WORLD> Europe
Two inmates blast out of French prison
(Agencies)
Updated: 2009-02-16 09:54

MOULINS, France  – Two prisoners, described as armed and dangerous, used explosives to blast their way out of a prison in central France on Sunday, briefly taking two of their guards hostage, local officials said.


Police officers stand next a prison in Moulins, central France. Two prisoners used explosives to blast their way out of a prison in central France on Sunday, briefly taking two prison guards hostage, local officials said. [Agencies] 

The pair broke out of Moulins prison in the central French region of Allier at around 4:30 pm (1530 GMT), said Jean-Pierre Maurice, the deputy regional governor.

They made their escape in a car but later released their hostages further north near Paris, said a spokesman for France's gendarmerie, the paramilitary police. Both men were well, said a prison services spokesman.

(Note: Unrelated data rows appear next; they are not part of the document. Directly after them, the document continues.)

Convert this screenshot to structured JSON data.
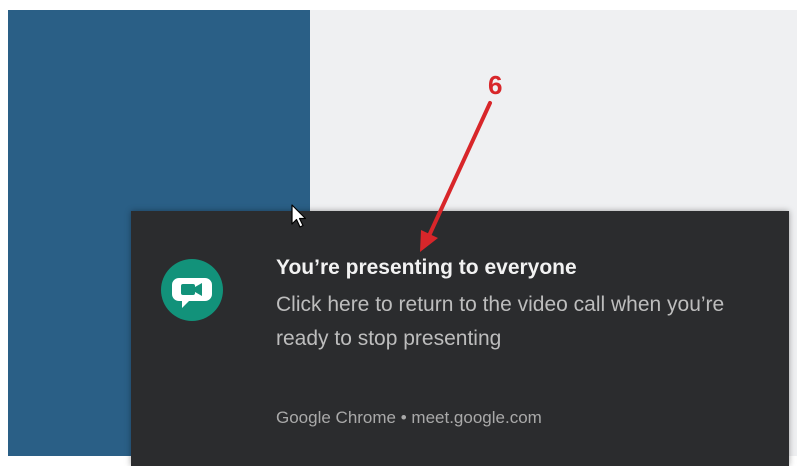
{
  "notification": {
    "title": "You’re presenting to everyone",
    "body": "Click here to return to the video call when you’re ready to stop presenting",
    "source": "Google Chrome • meet.google.com",
    "icon": "google-meet-icon"
  },
  "annotation": {
    "label": "6",
    "color": "#d8262a"
  },
  "colors": {
    "left_panel": "#2a5f86",
    "right_panel": "#eff0f2",
    "toast_background": "#2b2c2e",
    "meet_icon_green": "#12927a"
  }
}
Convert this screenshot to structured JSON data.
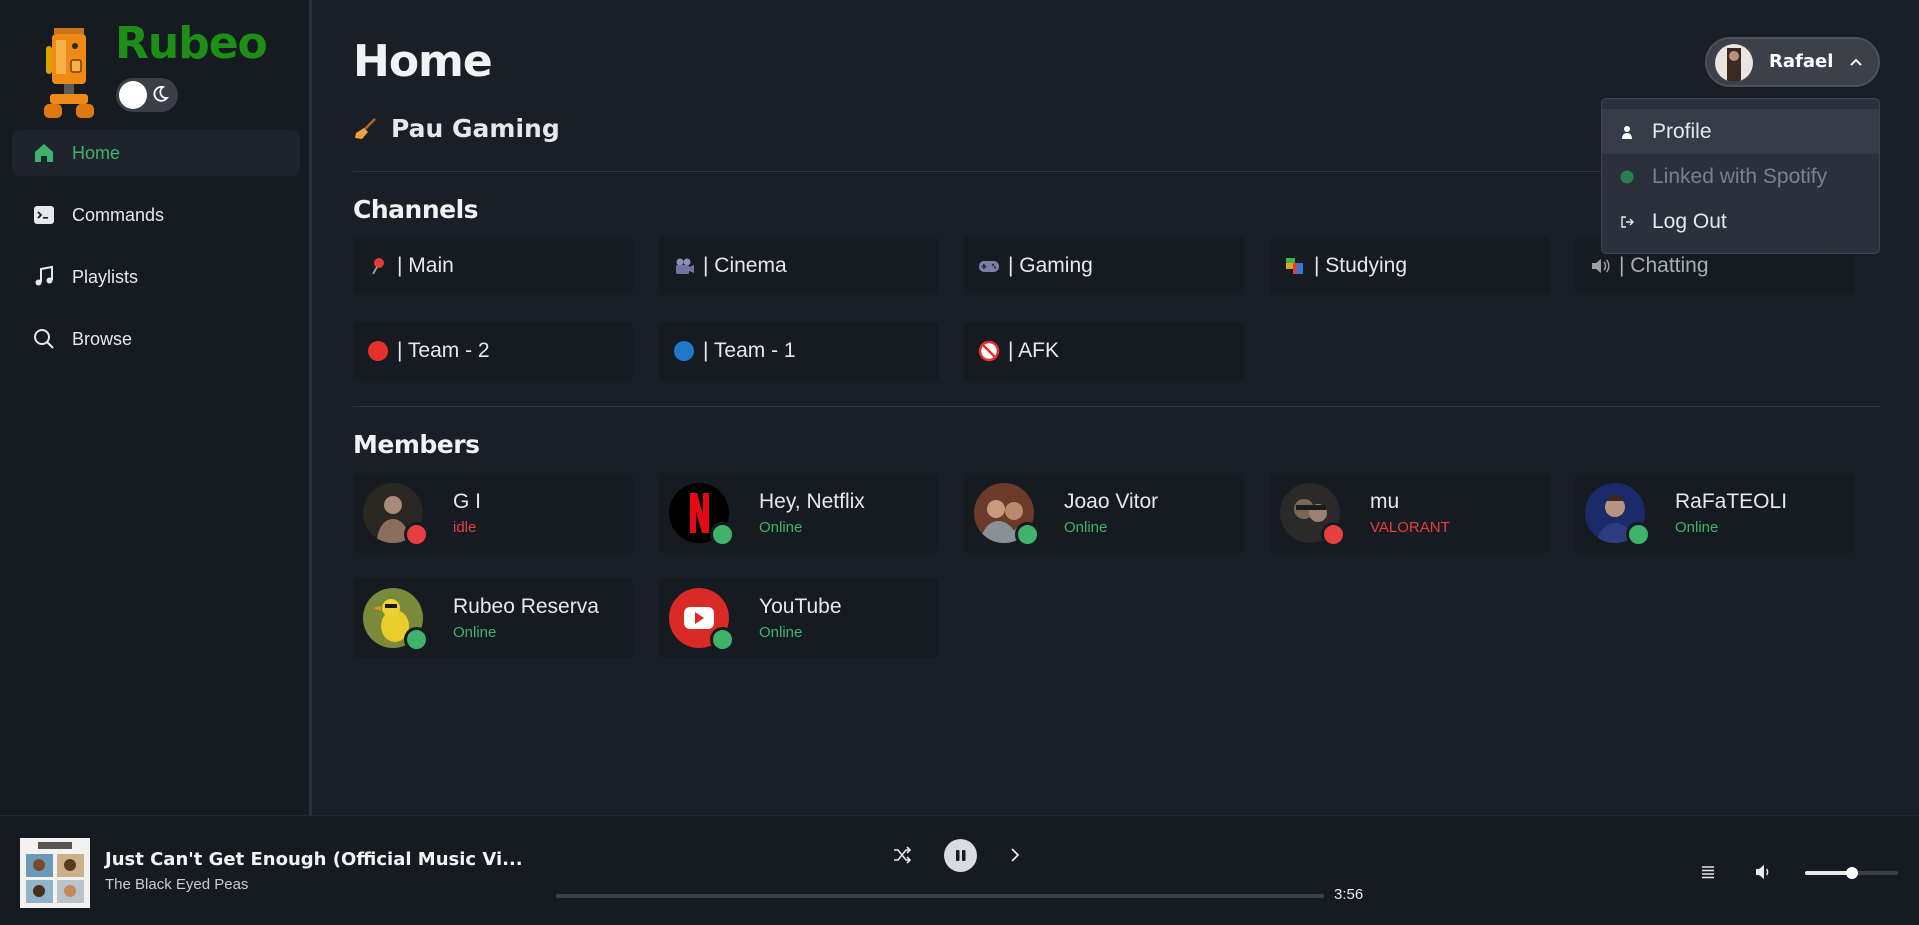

One source inside the prison said both men had records for armed robbery.

One of them was Christophe Khider, 37, who had been serving a life sentence since 1999 for an armed robbery in which a hostage was killed, said the source. In 2007, he received a further 15 years for an attempt to break out of another prison.

The second was El Hadj Top, 28, who would not have come up for parole until 2020.

"They blew out a door. Then they got the entrance door open by taking the two hostages," said a member of the local gendarmerie.

The two men were in the prison courtyard during visiting time, said Younes Mellakh, an official with one of the French prison workers unions, the UFAP.

They used weapons to take the guards hostage and blew out the doors of the courtyard with explosives that they had on them, he said.

One police source said the men were armed with at least one handgun.

The pair escaped their pursuers after a car chase which provoked at least one road accident.

France's elite GIPN police unit had been mobilised to recapture them, while the paramilitary gendarme force set up road blocks and deployed two helicopters in an effort to find the prisoners.

Police have opened an investigation into how the prisoners were able to make their escape.

The last attempt to escape from Moulins prison dates back to 2003. The last successful bid was in 2000, when a helicopter was used in the escape.

France has a long history of spectacular jail breaks.

Sometimes they have involved weapons or explosives smuggled into the prison, as appears to have been the case in this escape.

There have also been a number of escapes involving helicopters and at least one armed assault on a prison.

In 2001 three convicted bank robbers escaped the prison at Borgo, on the French Mediterranean island of Corsica, thanks to false release documents that had been sent through by fax.

In 1973, bank robber Jacques Mesrin, once known as France's most wanted man, escaped from a court by taking the judge hostage.

Five years later, he and an accomplice escaped from Paris's La Sante prison dressed as prison guards.